Graduation Semester and Year

2020

Language

English

Document Type

Dissertation

Degree Name

Doctor of Philosophy in Civil Engineering

Department

Civil Engineering

First Advisor

Ali Abolmaali

Abstract

In this dissertation, through utilizing various artificial intelligence-based as well as statistical models, an effort has been made to investigate the deterioration of sewer pipes. Once the deterioration rates of sewer pipes are estimated, by assuming failure criteria, as specified in the dissertation, the associated service lives for the sewer pipes can therefore be estimated. However, it should be noted that for different sewer pipes and based upon the availability of suitable data, and due to various failure modes that could transpire in various sewer pipes, the results will thus be subjected to uncertainties and variations.
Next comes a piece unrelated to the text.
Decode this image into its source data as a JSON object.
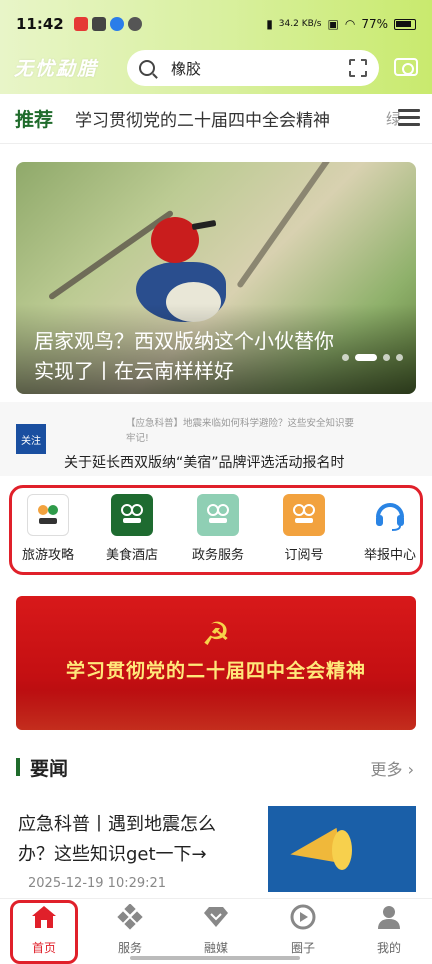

In other words, depending on different sewer pipes, the adequacy and the availability of suitable data, the decision-makers’ priorities and failure criteria, the estimated service lives as well as the associated deterioration curves could be subjected to variation. Selecting a suitable model plays an important role in reducing the amount of uncertainty associated with estimation of service life of sewer pipes. In order to estimate the service lives of sewer pipes, the first step is to estimate the rate of deterioration which affects the condition rating of sewer pipes. Next, by designating a certain threshold or cut-off value, the service life of sewer pipes could thus be estimated as well. Therefore, depending on the type of selected deterioration modeling, the assignment of threshold (cut-off value) needs to be conducted with adequate engineering judgement. Additionally, based upon the criteria of decision-makers, the certain threshold for service life may be subject to further change and improvement. Hence, the suitable modeling approach may differ for various projects and sewer pipes; i.e. a model which yields suitable results for one project may not necessarily yield suitable and reliable results in another project. This stems from the assumptions and uncertainties associated with each of the modeling approaches.

Keywords

Artificial intelligence, Statistical modeling, LightGBM, CatBoost

Disciplines

Civil and Environmental Engineering | Civil Engineering | Engineering

Comments

Degree granted by The University of Texas at Arlington

29377-2.zip (6145 kB)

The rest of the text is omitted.